La pigiatura, praticata manualmente nelle “navazze”, provocava la fuoriuscita del succo dagli acini e la conseguente produzione del mosto. Il mosto veniva posto a fermentare nella tina, grosso recipiente in legno a forma tronco-conica. Durante questo periodo lo zucchero contenuto nell’uva si trasformava in alcol e anidride carbonica. Al termine il prodotto separato dalle vinacce era messo in botti per la maturazione. Le vinacce erano recuperate, torchiate e con l’aggiunta di un po’ di acqua si otteneva il cosidetto vinello “birélu” (una sorta di vino novello leggero da consumarsi subito). Nella cantina il vino poteva essere travasato diverse volte al fine di separare meglio le sostanze solide precipitate, poi era lasciato sino alla primavera, dove con la “luna favorevole” era opportunamente imbottigliato. Bottiglie e bottiglioni, di vetro scuro, venivano tappati con turaccioli rigorosamente in sughero (i “büsòn”). Nelle bottiglie poste sugli scaffali di legno della cantina il vino invecchiava e acquistava col tempo qualità e bontà e quelle condizioni organolettiche di alimento importante ed essenziale alla tavola nostrana.
La viticoltura
Antichissima l’origine della coltivazione della vite lungo gli spalti dei fiumi. Sia durante la colonizzazione etrusca sia durante l’Impero Romano ebbe grande importanza, soprattutto nell’uso del vitigno locale CLINTO. Caduta e abbandonata in parte, in seguito alla caduta dell’Impero, tornò a sorgere grazie al lavoro paziente dei Monaci Benedettini e Cistercensi che ne rilanciavano la coltivazione.

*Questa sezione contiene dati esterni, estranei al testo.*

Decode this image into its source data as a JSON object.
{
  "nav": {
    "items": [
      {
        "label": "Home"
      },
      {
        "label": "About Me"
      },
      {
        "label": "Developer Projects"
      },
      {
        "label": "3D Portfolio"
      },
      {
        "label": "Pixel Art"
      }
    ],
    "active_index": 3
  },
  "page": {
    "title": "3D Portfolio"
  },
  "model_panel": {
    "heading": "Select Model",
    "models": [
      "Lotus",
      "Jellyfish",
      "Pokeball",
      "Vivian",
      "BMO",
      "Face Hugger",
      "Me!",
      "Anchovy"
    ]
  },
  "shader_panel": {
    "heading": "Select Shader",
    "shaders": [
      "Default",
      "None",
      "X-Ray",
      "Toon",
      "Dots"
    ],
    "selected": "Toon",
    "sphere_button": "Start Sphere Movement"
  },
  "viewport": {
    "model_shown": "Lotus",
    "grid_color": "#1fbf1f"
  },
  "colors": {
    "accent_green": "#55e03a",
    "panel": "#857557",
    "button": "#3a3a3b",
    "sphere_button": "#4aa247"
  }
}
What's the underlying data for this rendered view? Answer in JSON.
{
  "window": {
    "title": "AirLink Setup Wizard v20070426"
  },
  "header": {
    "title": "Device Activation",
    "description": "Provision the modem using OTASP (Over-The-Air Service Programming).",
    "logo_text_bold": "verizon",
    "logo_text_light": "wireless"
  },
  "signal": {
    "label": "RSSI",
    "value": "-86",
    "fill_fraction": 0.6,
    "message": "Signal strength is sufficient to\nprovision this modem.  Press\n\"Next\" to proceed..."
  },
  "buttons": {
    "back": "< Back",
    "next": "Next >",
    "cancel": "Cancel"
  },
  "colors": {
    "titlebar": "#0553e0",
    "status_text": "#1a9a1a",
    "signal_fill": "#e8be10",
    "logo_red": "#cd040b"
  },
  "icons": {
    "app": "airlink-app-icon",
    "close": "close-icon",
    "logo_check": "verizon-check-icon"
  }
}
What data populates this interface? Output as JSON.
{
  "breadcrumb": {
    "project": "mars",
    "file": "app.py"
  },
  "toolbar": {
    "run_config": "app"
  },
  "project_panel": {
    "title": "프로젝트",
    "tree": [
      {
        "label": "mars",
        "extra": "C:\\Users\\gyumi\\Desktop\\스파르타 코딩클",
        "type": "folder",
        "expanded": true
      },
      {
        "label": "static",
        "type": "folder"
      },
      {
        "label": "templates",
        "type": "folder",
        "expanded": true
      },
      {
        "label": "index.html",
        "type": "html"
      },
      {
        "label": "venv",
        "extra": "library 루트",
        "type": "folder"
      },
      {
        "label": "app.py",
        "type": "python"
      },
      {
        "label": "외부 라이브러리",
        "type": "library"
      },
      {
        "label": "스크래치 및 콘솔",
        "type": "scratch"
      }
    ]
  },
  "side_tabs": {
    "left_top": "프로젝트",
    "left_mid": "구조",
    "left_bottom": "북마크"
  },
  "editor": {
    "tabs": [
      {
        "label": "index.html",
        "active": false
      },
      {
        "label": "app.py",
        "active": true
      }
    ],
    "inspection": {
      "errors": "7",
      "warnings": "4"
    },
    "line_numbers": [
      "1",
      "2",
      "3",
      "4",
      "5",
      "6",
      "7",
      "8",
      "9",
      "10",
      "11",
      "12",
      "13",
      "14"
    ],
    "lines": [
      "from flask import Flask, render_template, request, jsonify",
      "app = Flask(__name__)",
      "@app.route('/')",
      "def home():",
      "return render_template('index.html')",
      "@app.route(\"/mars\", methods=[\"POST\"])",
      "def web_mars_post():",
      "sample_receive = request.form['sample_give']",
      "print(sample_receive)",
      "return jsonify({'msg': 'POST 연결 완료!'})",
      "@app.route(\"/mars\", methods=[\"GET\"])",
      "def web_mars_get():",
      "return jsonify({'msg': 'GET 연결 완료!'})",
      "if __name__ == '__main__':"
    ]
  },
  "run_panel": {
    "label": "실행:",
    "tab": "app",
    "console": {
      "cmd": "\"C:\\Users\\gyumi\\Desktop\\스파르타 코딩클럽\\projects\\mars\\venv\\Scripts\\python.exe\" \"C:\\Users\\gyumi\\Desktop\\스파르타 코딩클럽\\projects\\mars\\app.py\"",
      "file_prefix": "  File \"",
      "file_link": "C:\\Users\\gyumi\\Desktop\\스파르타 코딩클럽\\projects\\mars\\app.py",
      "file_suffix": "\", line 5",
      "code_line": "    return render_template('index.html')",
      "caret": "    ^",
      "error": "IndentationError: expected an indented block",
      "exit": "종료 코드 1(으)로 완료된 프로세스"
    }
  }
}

Nell’area di Pizzighettone sia la coltura della vite sia la conseguente trasformazione in vino sono documentati da secoli. Secondo un’inchiesta del 1803, la quantità di vino che si produceva annualmente nel Comune di Pizzighettone era di 1500 brente milanesi, pari a 75.000 litri!
Il vino che si otteneva da un’“uva piena di spirito” era considerato di buona qualità. Difficile però la sua conservazione, soprattutto nel periodo estivo, a causa della mancanza di cantine sotterranee, la cui costruzione era impedita dalla falda acquifera alta, per la vicinanza del fiume.
Ciononostante, il vino prodotto era conservato con la massima cura possibile in botti di legno quercia, castagno, gelso e anche robinia. Anche le bottiglie di vetro, spesso di colore verde scuro, contribuivano al mantenimento del prodotto.